Gordon doesn't scare me. He's more of a nuisance than a threat.

"Yeah? How about if I make your bruises darker?" he raised his hand between us and forms a fist.

"Doubt that could happen," I survey the black and blue dots on my arms. "You don't have a mean enough punch."

"You wanna find out?" he raises his fist.

I don't move an inch. I'm used to fists coming at me. I wait for yhe familiar sting. But it doesn't come.

"Mr. Close," a voice says that I recognize as Mrs. Carter's. "I suggest you step away from her unless you want to get suspended. Again."

Gordon makes a sound and storms off, his buddies close behind.

Mrs. Carter turns to me. "Ava, are you okay?"

"I'm fine. I was handling it!" I say, stalking off.

She is always the one to come to the so-called rescue. But she doesn't need to. I don't need a savior. I can handle hormonal high school boys. I can handle mean rich girls in the halls. I don't, and will never, need her help.

"Miss Brooks!" she calls after me, but I keep walking, throw open the doors and walk down the hall to my locker, which has been decorated with such obscenities that it's not even a locker anymore. It's more like a city wall covered in graffiti. But at least that stuff is good, this stuff is just a mess.

I grab my book for my first period and hurry down the hall to the classroom. I resume my seat in the back of the room and repeat the same routine seven more times in the day.

After school is a different story. I can either come home to a drunk and enraged father, or a sober and enraged father. Both are bad, but one is much worse.

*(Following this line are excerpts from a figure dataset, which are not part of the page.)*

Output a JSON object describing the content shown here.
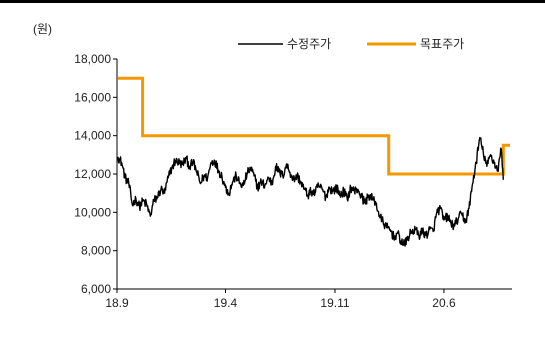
{
  "chart_data": {
    "type": "line",
    "unit_label": "(원)",
    "title": "",
    "xlabel": "",
    "ylabel": "",
    "ylim": [
      6000,
      18000
    ],
    "y_ticks": [
      6000,
      8000,
      10000,
      12000,
      14000,
      16000,
      18000
    ],
    "y_tick_labels": [
      "6,000",
      "8,000",
      "10,000",
      "12,000",
      "14,000",
      "16,000",
      "18,000"
    ],
    "x_ticks": [
      "18.9",
      "19.4",
      "19.11",
      "20.6"
    ],
    "legend_position": "top-right",
    "grid": false,
    "series": [
      {
        "name": "수정주가",
        "color": "#000000",
        "points": [
          [
            "2018-09-03",
            12900
          ],
          [
            "2018-09-10",
            12600
          ],
          [
            "2018-09-17",
            11800
          ],
          [
            "2018-09-24",
            11500
          ],
          [
            "2018-10-01",
            10400
          ],
          [
            "2018-10-08",
            10700
          ],
          [
            "2018-10-15",
            10300
          ],
          [
            "2018-10-22",
            10600
          ],
          [
            "2018-10-29",
            10400
          ],
          [
            "2018-11-05",
            9800
          ],
          [
            "2018-11-12",
            10600
          ],
          [
            "2018-11-19",
            10800
          ],
          [
            "2018-11-26",
            11200
          ],
          [
            "2018-12-03",
            11000
          ],
          [
            "2018-12-10",
            11800
          ],
          [
            "2018-12-17",
            12300
          ],
          [
            "2018-12-24",
            12700
          ],
          [
            "2019-01-07",
            12500
          ],
          [
            "2019-01-14",
            12800
          ],
          [
            "2019-01-21",
            12400
          ],
          [
            "2019-01-28",
            12600
          ],
          [
            "2019-02-04",
            12100
          ],
          [
            "2019-02-11",
            11500
          ],
          [
            "2019-02-18",
            11900
          ],
          [
            "2019-02-25",
            11800
          ],
          [
            "2019-03-04",
            12600
          ],
          [
            "2019-03-11",
            12700
          ],
          [
            "2019-03-18",
            12200
          ],
          [
            "2019-03-25",
            11900
          ],
          [
            "2019-04-01",
            11300
          ],
          [
            "2019-04-08",
            11000
          ],
          [
            "2019-04-15",
            11600
          ],
          [
            "2019-04-22",
            11900
          ],
          [
            "2019-04-29",
            11500
          ],
          [
            "2019-05-06",
            11400
          ],
          [
            "2019-05-13",
            12000
          ],
          [
            "2019-05-20",
            12300
          ],
          [
            "2019-05-27",
            11900
          ],
          [
            "2019-06-03",
            11300
          ],
          [
            "2019-06-10",
            11600
          ],
          [
            "2019-06-17",
            11400
          ],
          [
            "2019-06-24",
            11800
          ],
          [
            "2019-07-01",
            11500
          ],
          [
            "2019-07-08",
            12400
          ],
          [
            "2019-07-15",
            12100
          ],
          [
            "2019-07-22",
            11900
          ],
          [
            "2019-07-29",
            12500
          ],
          [
            "2019-08-05",
            12100
          ],
          [
            "2019-08-12",
            11700
          ],
          [
            "2019-08-19",
            11900
          ],
          [
            "2019-08-26",
            11600
          ],
          [
            "2019-09-02",
            11200
          ],
          [
            "2019-09-09",
            10900
          ],
          [
            "2019-09-16",
            11100
          ],
          [
            "2019-09-23",
            11000
          ],
          [
            "2019-09-30",
            11400
          ],
          [
            "2019-10-07",
            11200
          ],
          [
            "2019-10-14",
            10800
          ],
          [
            "2019-10-21",
            11300
          ],
          [
            "2019-10-28",
            11100
          ],
          [
            "2019-11-04",
            11300
          ],
          [
            "2019-11-11",
            10900
          ],
          [
            "2019-11-18",
            11100
          ],
          [
            "2019-11-25",
            10700
          ],
          [
            "2019-12-02",
            11300
          ],
          [
            "2019-12-09",
            11100
          ],
          [
            "2019-12-16",
            11200
          ],
          [
            "2019-12-23",
            10800
          ],
          [
            "2019-12-30",
            10500
          ],
          [
            "2020-01-06",
            10900
          ],
          [
            "2020-01-13",
            10700
          ],
          [
            "2020-01-20",
            10500
          ],
          [
            "2020-01-27",
            9800
          ],
          [
            "2020-02-03",
            9500
          ],
          [
            "2020-02-10",
            9200
          ],
          [
            "2020-02-17",
            9100
          ],
          [
            "2020-02-24",
            8700
          ],
          [
            "2020-03-02",
            8900
          ],
          [
            "2020-03-09",
            8500
          ],
          [
            "2020-03-16",
            8300
          ],
          [
            "2020-03-23",
            8700
          ],
          [
            "2020-03-30",
            9000
          ],
          [
            "2020-04-06",
            9100
          ],
          [
            "2020-04-13",
            8800
          ],
          [
            "2020-04-20",
            9000
          ],
          [
            "2020-04-27",
            8800
          ],
          [
            "2020-05-04",
            9100
          ],
          [
            "2020-05-11",
            9000
          ],
          [
            "2020-05-18",
            10000
          ],
          [
            "2020-05-25",
            10200
          ],
          [
            "2020-06-01",
            9600
          ],
          [
            "2020-06-08",
            9800
          ],
          [
            "2020-06-15",
            9400
          ],
          [
            "2020-06-22",
            9300
          ],
          [
            "2020-06-29",
            9700
          ],
          [
            "2020-07-06",
            9900
          ],
          [
            "2020-07-13",
            9500
          ],
          [
            "2020-07-20",
            10200
          ],
          [
            "2020-07-27",
            11500
          ],
          [
            "2020-08-03",
            12600
          ],
          [
            "2020-08-10",
            13900
          ],
          [
            "2020-08-17",
            13100
          ],
          [
            "2020-08-24",
            12400
          ],
          [
            "2020-08-31",
            13000
          ],
          [
            "2020-09-07",
            12600
          ],
          [
            "2020-09-14",
            12200
          ],
          [
            "2020-09-21",
            13300
          ],
          [
            "2020-09-25",
            11700
          ]
        ]
      },
      {
        "name": "목표주가",
        "color": "#f39800",
        "points": [
          [
            "2018-09-03",
            17000
          ],
          [
            "2018-10-21",
            17000
          ],
          [
            "2018-10-21",
            14000
          ],
          [
            "2020-02-14",
            14000
          ],
          [
            "2020-02-14",
            12000
          ],
          [
            "2020-09-25",
            12000
          ],
          [
            "2020-09-25",
            13500
          ],
          [
            "2020-10-08",
            13500
          ]
        ]
      }
    ]
  }
}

As I step up to the door, ready to turn the knob, I hear a loud crashing noise, followed by a series of curses. My hand instinctively shrinks away from the knob. I press my ear to the door to listen, so I know what I'm up against.

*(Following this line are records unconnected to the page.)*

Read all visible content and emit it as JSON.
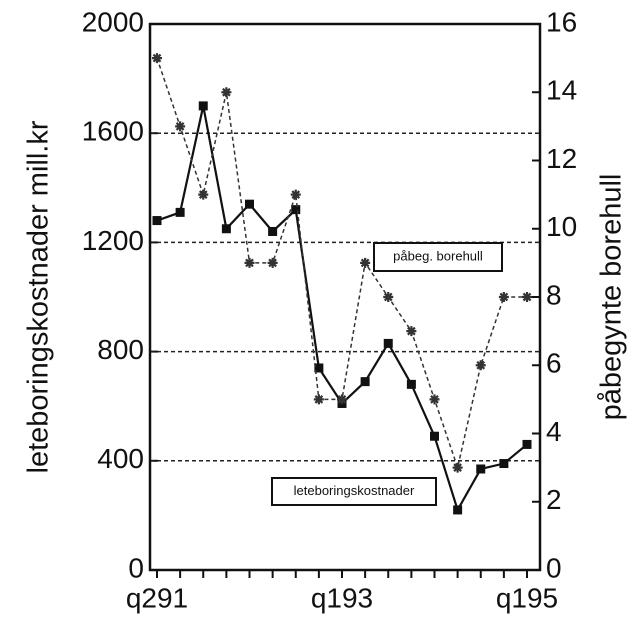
{
  "chart_data": {
    "type": "line",
    "categories": [
      "q291",
      null,
      null,
      null,
      null,
      null,
      null,
      null,
      "q193",
      null,
      null,
      null,
      null,
      null,
      null,
      null,
      "q195"
    ],
    "ylabel": "leteboringskostnader mill.kr",
    "y2label": "påbegynte borehull",
    "ylim": [
      0,
      2000
    ],
    "yticks": [
      0,
      400,
      800,
      1200,
      1600,
      2000
    ],
    "y2lim": [
      0,
      16
    ],
    "y2ticks": [
      0,
      2,
      4,
      6,
      8,
      10,
      12,
      14,
      16
    ],
    "grid": true,
    "series": [
      {
        "name": "leteboringskostnader",
        "color": "#111111",
        "linestyle": "solid",
        "marker": "square",
        "values": [
          1280,
          1310,
          1700,
          1250,
          1340,
          1240,
          1320,
          740,
          610,
          690,
          830,
          680,
          490,
          220,
          370,
          390,
          460
        ]
      },
      {
        "name": "påbeg. borehull",
        "color": "#333333",
        "linestyle": "dashed",
        "marker": "star",
        "axis": "y2",
        "values": [
          15,
          13,
          11,
          14,
          9,
          9,
          11,
          5,
          5,
          9,
          8,
          7,
          5,
          3,
          6,
          8,
          8
        ]
      }
    ]
  }
}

"God damned tv!" he yells. "Why did I purchase such a stupid device?" Then a series of low mumbles, followed by some slurred words I can't decipher.

He's definitely drunk.

Then the door comes out from against my ear.

I look up to the furious green eyes of my father looking down at me. He grabs my arm and pulls me inside the house.

"I told you to be here after school!" he yells after flinging me into the main room.

"I am, Dad. I came straight here," I say, trying to keep calm.

"Why do you lie? I know you're lying. Look at the clock! Do you think I'm an idiot, Ava?!"

I glance at the clock on the wall behind him. It says 3:15. Fifteen minutes since school got out, which is the amount of time it takes me to get home from school.

Before I can come up with a reply, a hand flies across my face, sending me to the ground.

My vision comes back to me and I get my first good look at the room. There's glass everywhere and the television is on the floor, the screen shattered. There are broken and unbroken beer bottles strewn across the floor.

I look up at my father who has a broom in his hand. He throws is down beside me and walks away into the kitchen area.

"Get this cleaned up within an hour!" he yells.

I oblige and get up. My cheek throbbing, my head throbbing, and my vision blurring. I start sweeping mindlessly, not paying attention to whether I'm actually cleaning or not.